De todas las metáforas que pudo elegir el rey Juan Carlos para justificar su libro de memorias, la que ha utilizado es la más desafortunada: "Tengo la sensación de que me roban el relato de mi propia historia".
Desafortunada porque el verbo robar nos recuerda a los cinco delitos fiscales, al menos, por los que no pudo ser denunciado por inviolabilidad, prescripción o regularización. Con este currículum con la hacienda pública, cualquier asesor debería haberle recomendado que no se pusiera el verbo robar en la pluma.
Desafortunada porque si alguien ha robado su relato ha sido él mismo, hasta el punto de que su hijo, cuando trascendió que era beneficiario de una sociedad vinculada a una donación de 65 millones de euros de Arabia Saudí, corrió a renunciar a la herencia del padre y le retiró la asignación de dinero público que tenía reconocida en los presupuestos.

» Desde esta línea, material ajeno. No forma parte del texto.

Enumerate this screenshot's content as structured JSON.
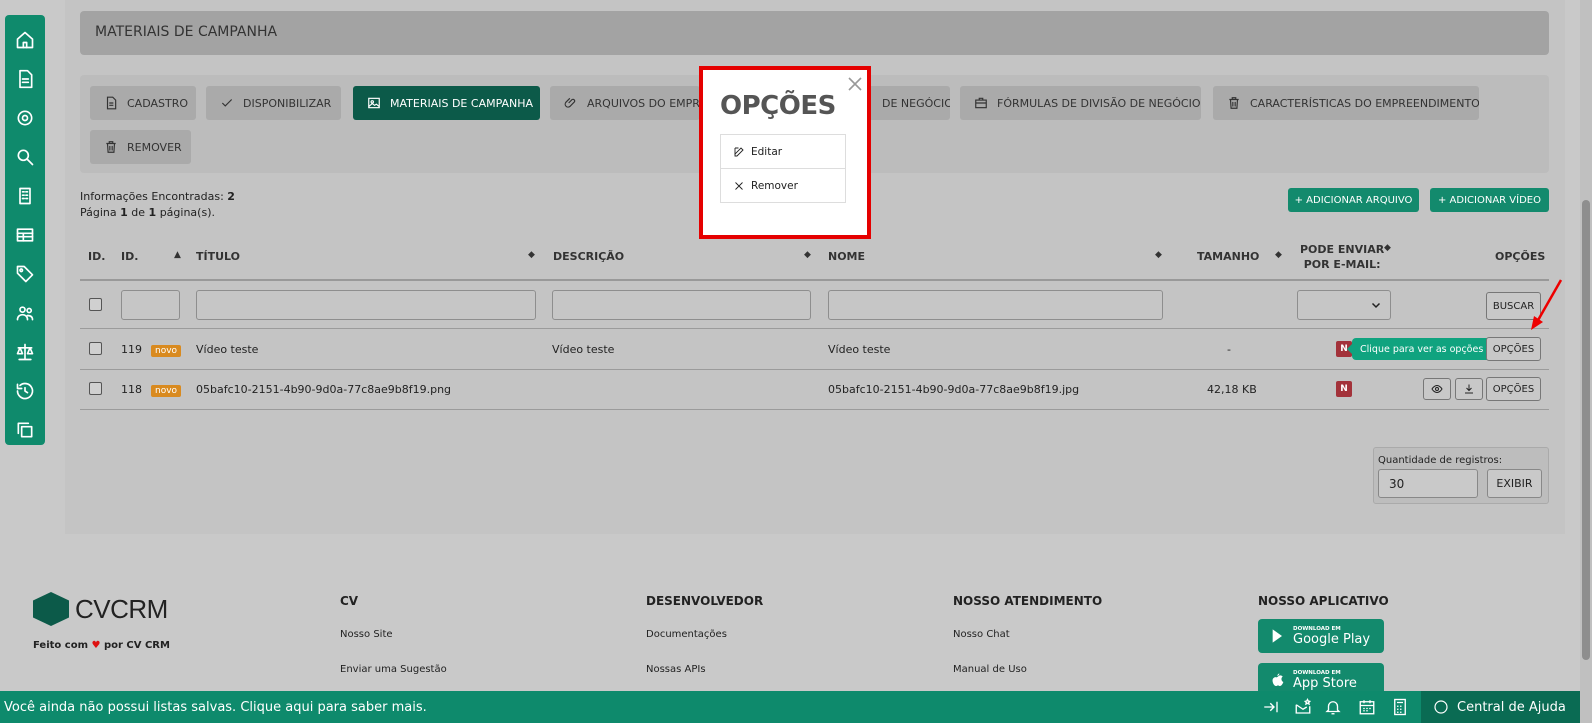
{
  "section_title": "MATERIAIS DE CAMPANHA",
  "tabs": [
    {
      "label": "CADASTRO",
      "icon": "file-icon"
    },
    {
      "label": "DISPONIBILIZAR",
      "icon": "check-icon"
    },
    {
      "label": "MATERIAIS DE CAMPANHA",
      "icon": "image-icon",
      "active": true
    },
    {
      "label": "ARQUIVOS DO EMPREENDIMENTO",
      "icon": "paperclip-icon"
    },
    {
      "label": "DE NEGÓCIO",
      "icon": "briefcase-icon"
    },
    {
      "label": "FÓRMULAS DE DIVISÃO DE NEGÓCIO",
      "icon": "briefcase-icon"
    },
    {
      "label": "CARACTERÍSTICAS DO EMPREENDIMENTO",
      "icon": "trash-icon"
    },
    {
      "label": "REMOVER",
      "icon": "trash-icon"
    }
  ],
  "info": {
    "found_label": "Informações Encontradas:",
    "found_count": "2",
    "page_prefix": "Página",
    "page_current": "1",
    "page_of": "de",
    "page_total": "1",
    "page_suffix": "página(s)."
  },
  "actions": {
    "add_file": "+ ADICIONAR ARQUIVO",
    "add_video": "+ ADICIONAR VÍDEO"
  },
  "table": {
    "headers": {
      "id1": "ID.",
      "id2": "ID.",
      "titulo": "TÍTULO",
      "descricao": "DESCRIÇÃO",
      "nome": "NOME",
      "tamanho": "TAMANHO",
      "pode_enviar_1": "PODE ENVIAR",
      "pode_enviar_2": "POR E-MAIL:",
      "opcoes": "OPÇÕES"
    },
    "search_button": "BUSCAR",
    "rows": [
      {
        "id": "119",
        "badge": "novo",
        "titulo": "Vídeo teste",
        "descricao": "Vídeo teste",
        "nome": "Vídeo teste",
        "tamanho": "-",
        "email": "N",
        "opcoes": "OPÇÕES"
      },
      {
        "id": "118",
        "badge": "novo",
        "titulo": "05bafc10-2151-4b90-9d0a-77c8ae9b8f19.png",
        "descricao": "",
        "nome": "05bafc10-2151-4b90-9d0a-77c8ae9b8f19.jpg",
        "tamanho": "42,18 KB",
        "email": "N",
        "opcoes": "OPÇÕES"
      }
    ],
    "tooltip": "Clique para ver as opções"
  },
  "quantity": {
    "label": "Quantidade de registros:",
    "value": "30",
    "button": "EXIBIR"
  },
  "modal": {
    "title": "OPÇÕES",
    "items": [
      "Editar",
      "Remover"
    ]
  },
  "footer": {
    "brand": "CVCRM",
    "made_by_prefix": "Feito com",
    "made_by_suffix": "por CV CRM",
    "columns": [
      {
        "title": "CV",
        "links": [
          "Nosso Site",
          "Enviar uma Sugestão"
        ]
      },
      {
        "title": "DESENVOLVEDOR",
        "links": [
          "Documentações",
          "Nossas APIs"
        ]
      },
      {
        "title": "NOSSO ATENDIMENTO",
        "links": [
          "Nosso Chat",
          "Manual de Uso"
        ]
      },
      {
        "title": "NOSSO APLICATIVO",
        "links": []
      }
    ],
    "stores": [
      {
        "small": "DOWNLOAD EM",
        "big": "Google Play"
      },
      {
        "small": "DOWNLOAD EM",
        "big": "App Store"
      }
    ]
  },
  "bottom_bar": {
    "message": "Você ainda não possui listas salvas. Clique aqui para saber mais.",
    "help": "Central de Ajuda"
  },
  "colors": {
    "brand_green": "#0f8a6c",
    "active_tab": "#0c5a49",
    "highlight_red": "#e50000",
    "badge_orange": "#d98a1f",
    "badge_red": "#a3323a"
  }
}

Y, sobre todo, desafortunada por injusta, porque no hay ningún caso en la historia contemporánea de España de un gobernante que haya gozado de un reconocimiento político y de tal cariño popular que en algunos momentos llegó a ser prácticamente unánime. Durante décadas, Juan Carlos pudo ir escribiendo el relato que le dio el real apetito sobre su vida y milagros, con la tranquilidad de saber que los medios y los partidos lo repetirían al dictado. Juan Carlos pudo redactar el relato más favorecedor, cómodamente instalado tras una pantalla protectora de adulaciones y razones de estado, lo que incluye el relato de su papel auténtico en el golpe de estado del 23 de febrero de 1981.
Ahora tiene 86 años, se enfrenta al juicio de la historia y debe de considerar injusta su caída en desgracia, sobre todo porque muchos que ahora lo niegan se aprovecharon de él. Pero nadie le ha robado nada.